The Former South Yarra Post Office is located on Toorak Road, on a restricted and precipitous site adjacent to the railway cutting. Designed in 1890 by Public Works Department architect, AJ MacDonald, and erected in 1892-3, the three-storey red brick structure combines basic American Romanesque characteristics with Scottish Baronial forms and Art Nouveau and Australian decorative motifs in an asymmetrical picturesque composition.
How is it significant?
The Former South Yarra Post Office is of architectural significance to the State of Victoria.
Why is it significant?
The Former South Yarra Post Office is of architectural significance as one of the most important buildings in the evolution of a uniquely Australian style of architecture.

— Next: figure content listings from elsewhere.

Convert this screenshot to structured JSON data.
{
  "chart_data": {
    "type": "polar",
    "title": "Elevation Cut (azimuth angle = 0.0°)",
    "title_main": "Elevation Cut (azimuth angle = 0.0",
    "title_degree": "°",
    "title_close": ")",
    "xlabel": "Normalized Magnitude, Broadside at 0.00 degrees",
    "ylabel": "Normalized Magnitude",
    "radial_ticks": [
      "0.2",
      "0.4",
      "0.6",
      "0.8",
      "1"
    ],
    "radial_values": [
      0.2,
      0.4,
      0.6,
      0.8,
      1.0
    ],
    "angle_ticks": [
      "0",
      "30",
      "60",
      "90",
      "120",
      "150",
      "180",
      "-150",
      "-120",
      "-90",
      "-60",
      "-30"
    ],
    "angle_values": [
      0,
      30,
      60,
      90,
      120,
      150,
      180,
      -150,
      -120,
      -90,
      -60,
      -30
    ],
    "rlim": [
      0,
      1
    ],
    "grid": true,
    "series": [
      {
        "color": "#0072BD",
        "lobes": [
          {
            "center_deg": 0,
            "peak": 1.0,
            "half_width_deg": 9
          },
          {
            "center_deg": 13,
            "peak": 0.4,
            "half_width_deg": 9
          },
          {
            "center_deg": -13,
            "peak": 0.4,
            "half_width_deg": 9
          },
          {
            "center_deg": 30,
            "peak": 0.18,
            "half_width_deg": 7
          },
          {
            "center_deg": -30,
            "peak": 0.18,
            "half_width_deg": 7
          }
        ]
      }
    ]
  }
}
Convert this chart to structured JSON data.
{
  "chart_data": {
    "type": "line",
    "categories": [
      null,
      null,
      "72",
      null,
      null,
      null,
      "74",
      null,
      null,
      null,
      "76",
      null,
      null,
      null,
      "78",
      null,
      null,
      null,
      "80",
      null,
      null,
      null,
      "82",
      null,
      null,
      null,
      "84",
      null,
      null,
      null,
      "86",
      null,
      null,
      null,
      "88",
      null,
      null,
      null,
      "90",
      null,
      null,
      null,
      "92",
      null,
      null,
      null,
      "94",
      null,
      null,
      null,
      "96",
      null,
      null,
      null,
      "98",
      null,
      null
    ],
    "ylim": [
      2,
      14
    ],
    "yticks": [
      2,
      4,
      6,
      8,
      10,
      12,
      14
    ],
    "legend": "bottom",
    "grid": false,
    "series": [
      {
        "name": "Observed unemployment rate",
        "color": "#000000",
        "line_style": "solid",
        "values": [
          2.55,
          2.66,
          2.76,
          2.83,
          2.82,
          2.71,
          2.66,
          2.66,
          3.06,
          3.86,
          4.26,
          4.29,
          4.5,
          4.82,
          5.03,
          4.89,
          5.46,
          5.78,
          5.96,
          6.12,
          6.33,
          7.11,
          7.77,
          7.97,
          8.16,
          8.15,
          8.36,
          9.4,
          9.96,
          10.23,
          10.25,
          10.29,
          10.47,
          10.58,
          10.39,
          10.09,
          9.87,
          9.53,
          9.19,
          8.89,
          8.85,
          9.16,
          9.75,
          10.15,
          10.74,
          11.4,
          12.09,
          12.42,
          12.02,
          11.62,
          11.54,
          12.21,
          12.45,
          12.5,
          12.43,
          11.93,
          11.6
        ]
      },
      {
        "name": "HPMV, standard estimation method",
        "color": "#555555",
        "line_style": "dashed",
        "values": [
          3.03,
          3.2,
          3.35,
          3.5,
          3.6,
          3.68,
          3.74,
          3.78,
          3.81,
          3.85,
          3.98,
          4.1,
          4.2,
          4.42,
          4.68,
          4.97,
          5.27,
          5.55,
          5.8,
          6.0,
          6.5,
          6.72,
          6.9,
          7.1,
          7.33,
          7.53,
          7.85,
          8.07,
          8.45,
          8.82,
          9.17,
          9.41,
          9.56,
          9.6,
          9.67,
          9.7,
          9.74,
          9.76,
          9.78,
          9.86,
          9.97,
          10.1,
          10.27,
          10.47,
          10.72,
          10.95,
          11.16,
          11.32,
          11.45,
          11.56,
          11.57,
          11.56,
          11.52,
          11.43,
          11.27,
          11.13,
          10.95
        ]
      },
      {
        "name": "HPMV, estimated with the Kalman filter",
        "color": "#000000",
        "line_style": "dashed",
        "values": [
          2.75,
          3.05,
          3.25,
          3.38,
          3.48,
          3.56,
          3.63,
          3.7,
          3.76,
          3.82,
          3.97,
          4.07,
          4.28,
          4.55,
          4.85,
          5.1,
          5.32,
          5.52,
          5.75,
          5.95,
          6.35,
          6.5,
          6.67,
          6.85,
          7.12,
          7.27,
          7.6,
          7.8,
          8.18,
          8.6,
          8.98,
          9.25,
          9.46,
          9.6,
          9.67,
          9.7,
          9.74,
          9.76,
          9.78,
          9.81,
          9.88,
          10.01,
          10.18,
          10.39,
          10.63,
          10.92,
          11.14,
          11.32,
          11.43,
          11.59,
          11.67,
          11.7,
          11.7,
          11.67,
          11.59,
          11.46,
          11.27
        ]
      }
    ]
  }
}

While the building reflects the influence of the American Romanesque and Scottish Baronial forms, the use of Australian decorative motifs, such as gum nuts, gum leaves, flowers, birds and marsupials was a new symbolic language for Australian public buildings, and reflected a growing national awareness and the beginning of a distinctive Australian style of architecture in the years preceding Federation.
The Former South Yarra Post Office is of architectural significance as an outstanding and innovative example of the designs of the Public Works Department. It provides evidence of the important role played by the Department in the provision of public infrastructure throughout Victoria. MacDonald’s design for the Post Office was one of the most influential to come from the Public Works Department in the 1890s.